Rep. Mark Meadows (R-N.C.), the chairman of the conservative House Freedom Caucus and a staunch ally of the president, told “Fox & Friends” on Wednesday that he was “disappointed” in the legislation, but would not hold it against Trump if he opted to sign the bill.

“I’m not going to be disappointed in the president,” Meadows said. “I’m disappointed in Congress. The president wants to keep the government open. If he uses this as a vehicle so be it.”

Fox News host Sean Hannity called the deal “pathetic” but was similarly open to the prospect that Trump would agree to it, saying he’s “not as concerned as some other conservatives if the president signs the bill.”

Both Meadows and Hannity argued that Trump would need to supplement the proposed legislation with some type of executive action.  

Hannity said Tuesday night Trump could sign the bill and combine it with federal money that could be reallocated from other areas.

The president could then declare a national emergency to direct additional construction of the wall, Hannity said, acknowledging that it would be likely to draw immediate legal challenges. 
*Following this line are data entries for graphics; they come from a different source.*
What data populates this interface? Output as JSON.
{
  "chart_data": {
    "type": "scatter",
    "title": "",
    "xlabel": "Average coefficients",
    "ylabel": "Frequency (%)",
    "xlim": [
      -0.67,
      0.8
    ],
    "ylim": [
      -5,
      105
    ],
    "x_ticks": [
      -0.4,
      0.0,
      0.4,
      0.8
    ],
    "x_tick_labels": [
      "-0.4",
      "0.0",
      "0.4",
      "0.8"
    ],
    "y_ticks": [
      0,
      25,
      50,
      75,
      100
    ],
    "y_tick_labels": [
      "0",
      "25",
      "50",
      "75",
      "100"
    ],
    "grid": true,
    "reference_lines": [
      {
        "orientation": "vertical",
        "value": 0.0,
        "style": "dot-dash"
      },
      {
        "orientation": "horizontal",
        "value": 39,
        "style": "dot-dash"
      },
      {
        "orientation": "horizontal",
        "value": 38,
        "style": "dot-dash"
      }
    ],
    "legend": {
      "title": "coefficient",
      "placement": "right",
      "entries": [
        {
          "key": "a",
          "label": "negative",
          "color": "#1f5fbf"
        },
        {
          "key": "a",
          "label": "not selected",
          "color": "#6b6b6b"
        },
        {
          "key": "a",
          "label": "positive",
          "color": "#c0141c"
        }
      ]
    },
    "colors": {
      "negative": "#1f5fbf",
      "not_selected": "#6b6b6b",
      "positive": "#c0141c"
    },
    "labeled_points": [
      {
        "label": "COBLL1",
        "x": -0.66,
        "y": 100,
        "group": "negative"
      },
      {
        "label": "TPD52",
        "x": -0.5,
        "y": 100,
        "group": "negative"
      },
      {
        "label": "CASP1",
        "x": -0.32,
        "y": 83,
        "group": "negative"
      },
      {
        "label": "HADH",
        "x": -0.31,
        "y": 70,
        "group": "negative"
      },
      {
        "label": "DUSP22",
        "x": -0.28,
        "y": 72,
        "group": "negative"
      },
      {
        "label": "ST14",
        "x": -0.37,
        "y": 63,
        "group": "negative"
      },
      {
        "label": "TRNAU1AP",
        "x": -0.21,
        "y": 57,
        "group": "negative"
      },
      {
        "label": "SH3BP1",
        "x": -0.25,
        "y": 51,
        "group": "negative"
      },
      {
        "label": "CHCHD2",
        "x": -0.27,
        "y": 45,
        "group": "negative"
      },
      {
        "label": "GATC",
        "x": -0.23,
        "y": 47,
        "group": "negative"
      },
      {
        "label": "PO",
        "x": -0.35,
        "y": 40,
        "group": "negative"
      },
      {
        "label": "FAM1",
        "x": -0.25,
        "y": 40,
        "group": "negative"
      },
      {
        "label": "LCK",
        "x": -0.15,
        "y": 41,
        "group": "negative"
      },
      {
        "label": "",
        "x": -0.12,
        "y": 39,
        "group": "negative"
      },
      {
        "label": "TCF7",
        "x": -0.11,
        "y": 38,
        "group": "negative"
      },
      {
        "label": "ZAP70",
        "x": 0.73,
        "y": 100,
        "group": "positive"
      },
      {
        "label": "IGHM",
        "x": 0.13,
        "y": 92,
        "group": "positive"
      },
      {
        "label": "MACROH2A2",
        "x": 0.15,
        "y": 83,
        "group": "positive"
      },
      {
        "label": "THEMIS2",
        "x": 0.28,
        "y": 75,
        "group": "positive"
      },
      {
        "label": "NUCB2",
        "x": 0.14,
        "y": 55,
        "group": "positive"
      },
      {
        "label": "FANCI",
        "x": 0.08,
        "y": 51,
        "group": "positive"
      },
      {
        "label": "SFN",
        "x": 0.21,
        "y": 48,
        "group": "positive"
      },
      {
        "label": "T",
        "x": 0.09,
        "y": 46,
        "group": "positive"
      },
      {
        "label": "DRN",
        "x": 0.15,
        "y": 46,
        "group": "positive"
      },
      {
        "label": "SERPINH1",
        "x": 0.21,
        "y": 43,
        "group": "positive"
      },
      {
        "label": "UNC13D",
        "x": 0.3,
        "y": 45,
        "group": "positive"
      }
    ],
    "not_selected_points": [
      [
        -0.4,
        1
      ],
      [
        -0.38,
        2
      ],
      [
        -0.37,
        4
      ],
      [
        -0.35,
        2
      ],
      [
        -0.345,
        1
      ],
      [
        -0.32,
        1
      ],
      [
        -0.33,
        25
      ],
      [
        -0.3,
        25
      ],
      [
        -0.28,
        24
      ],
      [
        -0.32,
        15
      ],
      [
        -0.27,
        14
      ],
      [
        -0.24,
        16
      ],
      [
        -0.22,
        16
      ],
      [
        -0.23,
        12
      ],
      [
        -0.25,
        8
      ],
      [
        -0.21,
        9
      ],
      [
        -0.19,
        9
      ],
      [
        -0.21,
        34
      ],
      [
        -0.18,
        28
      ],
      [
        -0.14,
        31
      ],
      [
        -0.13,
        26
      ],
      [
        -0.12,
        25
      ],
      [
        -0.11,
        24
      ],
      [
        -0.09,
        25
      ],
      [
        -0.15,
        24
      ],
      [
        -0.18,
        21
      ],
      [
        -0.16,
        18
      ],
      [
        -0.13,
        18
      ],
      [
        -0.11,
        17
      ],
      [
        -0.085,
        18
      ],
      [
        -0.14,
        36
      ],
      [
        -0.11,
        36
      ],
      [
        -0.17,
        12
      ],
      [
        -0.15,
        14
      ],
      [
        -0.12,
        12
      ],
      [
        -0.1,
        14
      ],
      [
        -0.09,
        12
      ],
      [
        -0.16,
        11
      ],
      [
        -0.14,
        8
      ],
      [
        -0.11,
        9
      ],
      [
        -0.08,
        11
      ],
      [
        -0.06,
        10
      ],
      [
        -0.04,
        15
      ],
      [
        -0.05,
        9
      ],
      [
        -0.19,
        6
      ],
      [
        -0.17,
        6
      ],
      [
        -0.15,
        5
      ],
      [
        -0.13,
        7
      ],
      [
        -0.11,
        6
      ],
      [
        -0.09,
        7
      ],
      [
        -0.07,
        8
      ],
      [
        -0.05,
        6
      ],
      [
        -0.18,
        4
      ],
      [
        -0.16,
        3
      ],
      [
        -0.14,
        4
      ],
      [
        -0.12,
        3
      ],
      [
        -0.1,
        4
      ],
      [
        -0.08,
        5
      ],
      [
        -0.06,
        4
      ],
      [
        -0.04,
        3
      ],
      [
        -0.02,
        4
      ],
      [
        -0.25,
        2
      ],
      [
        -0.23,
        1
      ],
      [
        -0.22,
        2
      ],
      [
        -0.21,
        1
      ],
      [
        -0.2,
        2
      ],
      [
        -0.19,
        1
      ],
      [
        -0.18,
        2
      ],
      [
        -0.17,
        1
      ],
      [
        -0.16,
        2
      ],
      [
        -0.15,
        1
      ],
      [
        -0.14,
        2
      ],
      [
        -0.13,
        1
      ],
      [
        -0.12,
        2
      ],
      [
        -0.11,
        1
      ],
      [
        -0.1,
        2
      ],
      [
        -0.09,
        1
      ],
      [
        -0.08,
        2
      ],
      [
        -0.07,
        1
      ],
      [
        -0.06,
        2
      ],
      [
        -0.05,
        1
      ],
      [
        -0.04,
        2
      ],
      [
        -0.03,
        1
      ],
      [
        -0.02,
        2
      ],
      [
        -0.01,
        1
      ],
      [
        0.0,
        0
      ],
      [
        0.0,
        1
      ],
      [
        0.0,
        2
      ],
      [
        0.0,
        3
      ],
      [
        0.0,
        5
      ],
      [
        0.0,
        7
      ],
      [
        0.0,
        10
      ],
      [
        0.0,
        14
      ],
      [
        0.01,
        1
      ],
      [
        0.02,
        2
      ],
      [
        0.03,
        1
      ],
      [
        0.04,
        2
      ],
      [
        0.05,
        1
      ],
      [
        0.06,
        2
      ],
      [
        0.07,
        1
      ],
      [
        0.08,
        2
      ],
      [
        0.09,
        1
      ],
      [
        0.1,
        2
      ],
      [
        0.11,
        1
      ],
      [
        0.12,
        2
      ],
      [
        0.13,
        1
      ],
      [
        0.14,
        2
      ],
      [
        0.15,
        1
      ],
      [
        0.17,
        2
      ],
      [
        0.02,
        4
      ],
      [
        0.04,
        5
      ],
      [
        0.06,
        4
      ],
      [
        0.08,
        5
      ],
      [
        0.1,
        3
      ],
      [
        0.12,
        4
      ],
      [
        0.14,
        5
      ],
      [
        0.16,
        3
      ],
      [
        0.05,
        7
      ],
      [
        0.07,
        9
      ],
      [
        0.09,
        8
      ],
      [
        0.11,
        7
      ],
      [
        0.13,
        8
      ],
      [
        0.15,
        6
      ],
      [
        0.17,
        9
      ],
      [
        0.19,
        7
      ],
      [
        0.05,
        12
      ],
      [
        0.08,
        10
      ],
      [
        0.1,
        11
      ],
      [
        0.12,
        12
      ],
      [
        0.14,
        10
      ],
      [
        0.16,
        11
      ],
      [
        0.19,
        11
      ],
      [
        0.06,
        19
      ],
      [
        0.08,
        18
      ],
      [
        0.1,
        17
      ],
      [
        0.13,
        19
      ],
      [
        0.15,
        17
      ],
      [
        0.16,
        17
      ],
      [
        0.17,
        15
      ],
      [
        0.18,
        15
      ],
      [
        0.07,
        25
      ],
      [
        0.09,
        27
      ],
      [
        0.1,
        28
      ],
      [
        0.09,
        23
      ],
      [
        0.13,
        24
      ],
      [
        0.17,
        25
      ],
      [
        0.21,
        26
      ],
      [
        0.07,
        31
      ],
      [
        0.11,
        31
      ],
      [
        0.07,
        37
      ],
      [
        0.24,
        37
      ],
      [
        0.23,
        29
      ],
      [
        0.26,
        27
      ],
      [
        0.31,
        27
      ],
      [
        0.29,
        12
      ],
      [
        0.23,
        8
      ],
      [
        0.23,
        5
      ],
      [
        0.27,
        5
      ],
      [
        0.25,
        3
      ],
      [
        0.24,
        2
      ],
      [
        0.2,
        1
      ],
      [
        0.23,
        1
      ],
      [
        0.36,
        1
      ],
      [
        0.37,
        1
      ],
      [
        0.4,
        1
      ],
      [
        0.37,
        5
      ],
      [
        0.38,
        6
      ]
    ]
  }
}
Trump has raised the prospect for weeks of declaring a national emergency if he did not receive his desired $5.7 billion in wall funding. Republicans have voiced opposition to the move, warning that it would get tied up in the courts and could set a dangerous precedent.

Despite those concerns, the president has refused to rule out anything ahead of Friday’s funding deadline.

“The bottom line is — on the wall — we’re building the wall,” Trump said Tuesday. “And we’re using other methods, other than [the legislation] and in addition to this. We have a lot of things going. We have a lot of money in this country, and we’re using some of that money — a small percentage of that money — to build the wall, which we desperately need.”